我先疑神疑鬼地测了测这泉水是否有毒,万幸没有。将水囊清洗一番,再往里灌满水。见泉眼清涌,清泉清冽,于是捧了一捧水,打算洗把脸消消暑气。
却闻愈来愈近的马蹄声纷至沓来。
泉水泼在脸上,燥热瞬间去了一半。我尽量压低身子,眼睛一瞬不瞬地往官道上看去。
那是一小队人马,大约有七八个人。几个穿着一样劲装的男子护在一个穿着银色锦袍男子左右。那男子坐的笔挺,腰间同样银色的腰带端端将他的腰身束的十分凸显。那男子侧身与身边人似乎说了什么,扬起的发带贴在右边脸颊上。他抽出一只手将发带弄到后面之时,竟让我觉得,那样惊人的熟悉与伤痛。
他赶路那样急,只是一溜烟的功夫便不见了。他大抵不知道,西城门此刻不会放人进城的吧。
脸上的水汽也在我发愣胡思乱想的时间里就被蒸发的不知所踪。

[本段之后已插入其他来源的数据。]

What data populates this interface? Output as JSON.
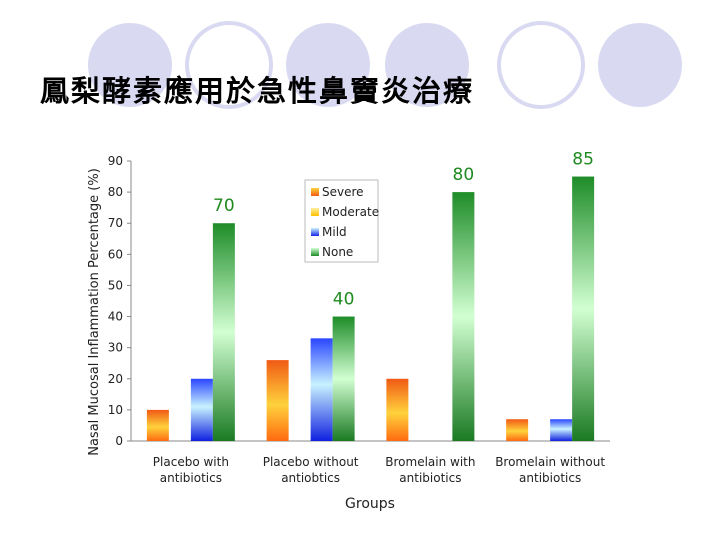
{
  "slide": {
    "title": "鳳梨酵素應用於急性鼻竇炎治療"
  },
  "chart_data": {
    "type": "bar",
    "ylabel": "Nasal Mucosal Inflammation Percentage (%)",
    "xlabel": "Groups",
    "ylim": [
      0,
      90
    ],
    "yticks": [
      0,
      10,
      20,
      30,
      40,
      50,
      60,
      70,
      80,
      90
    ],
    "categories": [
      [
        "Placebo with",
        "antibiotics"
      ],
      [
        "Placebo without",
        "antiobtics"
      ],
      [
        "Bromelain with",
        "antibiotics"
      ],
      [
        "Bromelain without",
        "antibiotics"
      ]
    ],
    "series": [
      {
        "name": "Severe",
        "values": [
          10,
          26,
          20,
          7
        ]
      },
      {
        "name": "Moderate",
        "values": [
          null,
          null,
          null,
          null
        ]
      },
      {
        "name": "Mild",
        "values": [
          20,
          33,
          0,
          7
        ]
      },
      {
        "name": "None",
        "values": [
          70,
          40,
          80,
          85
        ]
      }
    ],
    "data_labels": [
      {
        "category": 0,
        "series": "None",
        "text": "70"
      },
      {
        "category": 1,
        "series": "None",
        "text": "40"
      },
      {
        "category": 2,
        "series": "None",
        "text": "80"
      },
      {
        "category": 3,
        "series": "None",
        "text": "85"
      }
    ],
    "legend": "top-center",
    "colors": {
      "severe": "#f05a14",
      "moderate": "#ffd21e",
      "mild": "#1428e6",
      "none": "#1e8c28",
      "label": "#1f8a1f"
    }
  }
}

我叹了口气,又赶紧给自己脸上泼了几把水,赶紧带着水囊回去了。
如果以为只有西城门如今关着,那便是大错特错了。京城东南西北四个方向的城门,在前一刻先后接到了云亲王要求关闭城门的指令。
既然是云亲王的指令,自然无人质疑。只是城门关上是容易,而稳住门里门外意图进出的百姓,却不是件容易事情了。

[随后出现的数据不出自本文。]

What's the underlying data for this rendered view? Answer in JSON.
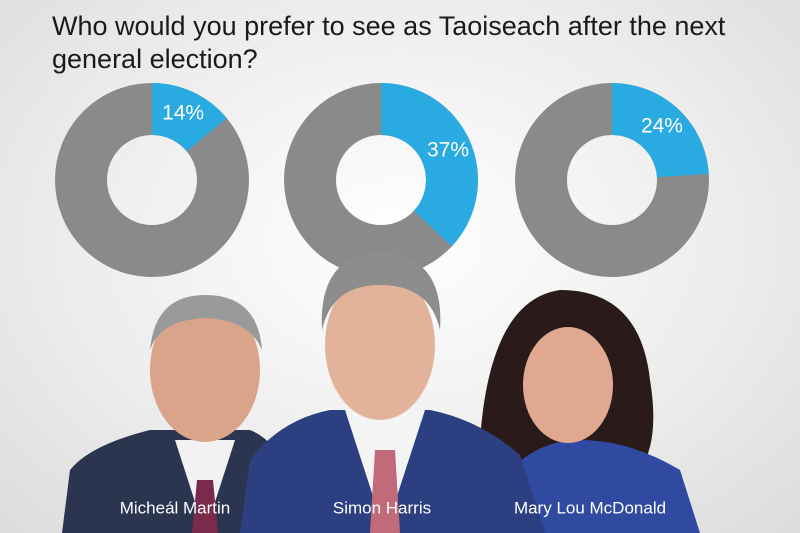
{
  "title": "Who would you prefer to see as Taoiseach after the next general election?",
  "chart_data": [
    {
      "type": "donut",
      "categories": [
        "Micheál Martin"
      ],
      "values": [
        14
      ],
      "value_labels": [
        "14%"
      ],
      "color": "#29abe2",
      "rest_color": "#8a8a8a"
    },
    {
      "type": "donut",
      "categories": [
        "Simon Harris"
      ],
      "values": [
        37
      ],
      "value_labels": [
        "37%"
      ],
      "color": "#29abe2",
      "rest_color": "#8a8a8a"
    },
    {
      "type": "donut",
      "categories": [
        "Mary Lou McDonald"
      ],
      "values": [
        24
      ],
      "value_labels": [
        "24%"
      ],
      "color": "#29abe2",
      "rest_color": "#8a8a8a"
    }
  ]
}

更遑论,这毕竟也不是当今天子的旨意。拿不出个正当理由,一时尚且能搪塞过去,再多一刻,却也不好办的。
“什么时候开城门啊!”
“到底为什么要突然关城门,给个说法啊?”
“是啊!开是不开?”
城门关上不过一刻钟,里外已经围了个水泄不通,各种怨声载道,各种混乱不堪。
“嚷什么,马上就开了!”守城门的将领努力压制混乱,将求助的目光投降带着宇文初指令来的侍卫身上。那侍卫也是略显焦急模样。倘若半个时辰之内,王爷还没有赶来,那么来的就会是皇宫的禁军了。
“开城门!”
“云亲王到,里面的人,速开城门!”隔着厚重城门,居然传来了雄厚无比的男子之声。
“是云亲王!”城楼上的士兵报告。
“开!打开城门!”
城门打开一半,一小队人马迅速进来,城门又迅速合上。
城门打开的瞬间,人们逆着光,勉强又努力地想看进来的人是不是云亲王。他们仰慕的云亲王,虽然是皇室中很亲民的存在,也不是随便就可以见到的人物。

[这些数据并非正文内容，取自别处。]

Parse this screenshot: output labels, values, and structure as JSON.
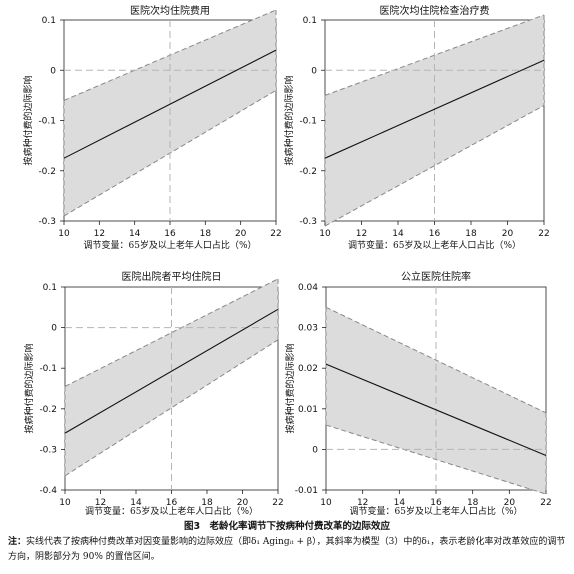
{
  "chart_data": [
    {
      "type": "line",
      "title": "医院次均住院费用",
      "xlabel": "调节变量：65岁及以上老年人口占比（%）",
      "ylabel": "按病种付费的边际影响",
      "xlim": [
        10,
        22
      ],
      "ylim": [
        -0.3,
        0.1
      ],
      "xticks": [
        "10",
        "12",
        "14",
        "16",
        "18",
        "20",
        "22"
      ],
      "yticks": [
        "-0.3",
        "-0.2",
        "-0.1",
        "0",
        "0.1"
      ],
      "x": [
        10,
        22
      ],
      "estimate": [
        -0.175,
        0.04
      ],
      "ci_lower": [
        -0.29,
        -0.04
      ],
      "ci_upper": [
        -0.06,
        0.12
      ],
      "ref_y": 0,
      "ref_x": 16
    },
    {
      "type": "line",
      "title": "医院次均住院检查治疗费",
      "xlabel": "调节变量：65岁及以上老年人口占比（%）",
      "ylabel": "按病种付费的边际影响",
      "xlim": [
        10,
        22
      ],
      "ylim": [
        -0.3,
        0.1
      ],
      "xticks": [
        "10",
        "12",
        "14",
        "16",
        "18",
        "20",
        "22"
      ],
      "yticks": [
        "-0.3",
        "-0.2",
        "-0.1",
        "0",
        "0.1"
      ],
      "x": [
        10,
        22
      ],
      "estimate": [
        -0.175,
        0.02
      ],
      "ci_lower": [
        -0.31,
        -0.07
      ],
      "ci_upper": [
        -0.05,
        0.11
      ],
      "ref_y": 0,
      "ref_x": 16
    },
    {
      "type": "line",
      "title": "医院出院者平均住院日",
      "xlabel": "调节变量：65岁及以上老年人口占比（%）",
      "ylabel": "按病种付费的边际影响",
      "xlim": [
        10,
        22
      ],
      "ylim": [
        -0.4,
        0.1
      ],
      "xticks": [
        "10",
        "12",
        "14",
        "16",
        "18",
        "20",
        "22"
      ],
      "yticks": [
        "-0.4",
        "-0.3",
        "-0.2",
        "-0.1",
        "0",
        "0.1"
      ],
      "x": [
        10,
        22
      ],
      "estimate": [
        -0.26,
        0.045
      ],
      "ci_lower": [
        -0.365,
        -0.03
      ],
      "ci_upper": [
        -0.145,
        0.12
      ],
      "ref_y": 0,
      "ref_x": 16
    },
    {
      "type": "line",
      "title": "公立医院住院率",
      "xlabel": "调节变量：65岁及以上老年人口占比（%）",
      "ylabel": "按病种付费的边际影响",
      "xlim": [
        10,
        22
      ],
      "ylim": [
        -0.01,
        0.04
      ],
      "xticks": [
        "10",
        "12",
        "14",
        "16",
        "18",
        "20",
        "22"
      ],
      "yticks": [
        "-0.01",
        "0",
        "0.01",
        "0.02",
        "0.03",
        "0.04"
      ],
      "x": [
        10,
        22
      ],
      "estimate": [
        0.021,
        -0.0015
      ],
      "ci_lower": [
        0.006,
        -0.011
      ],
      "ci_upper": [
        0.035,
        0.009
      ],
      "ref_y": 0,
      "ref_x": 16
    }
  ],
  "caption": "图3　老龄化率调节下按病种付费改革的边际效应",
  "note_label": "注：",
  "note_text": "实线代表了按病种付费改革对因变量影响的边际效应（即δ₁ Agingᵢₜ + β），其斜率为模型（3）中的δ₁，表示老龄化率对改革效应的调节方向，阴影部分为 90% 的置信区间。"
}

直到大门再合上,冲突刺眼的光线趋近柔和。那队人马已经进来,簇拥着一个身穿银色锦袍的男子。男子气质温浅清雅,手握缰绳环视四周。
“王爷!”守城门的将领见着宇文初仿佛见着了救星,一溜烟就跑了过来。宇文初看了他一眼,又速速看向别处。
“王爷,这关城门总得有个由头不是?一刻钟还撑的住,再久了,皇上的禁军可就要来了!”
宇文初听的很真切,这将领是在问他要皇帝的口谕圣旨之类的。他抬眼看向先前来传令的侍卫,见那侍卫也面带灼色地瞧着他,心中忖思,只怕这城门是关不了太久的。
“找人。”只见一个银色身影翩翩而过于眼前,宇文初翻身下马错过守门将领时,浅声。
那将领当先自是愣住,半晌才反应过来,宇文初说的找人好像是在同自己解释要关城门的原因。他嘴巴半张,将将合上,再回头去找宇文初时,哪里还能找到。
宇文初混在人群中,反复重复着同一个动作。走到一个年轻的女子或者男子面前,看一眼,发现不是,再不多看一眼,转身,找下一个人。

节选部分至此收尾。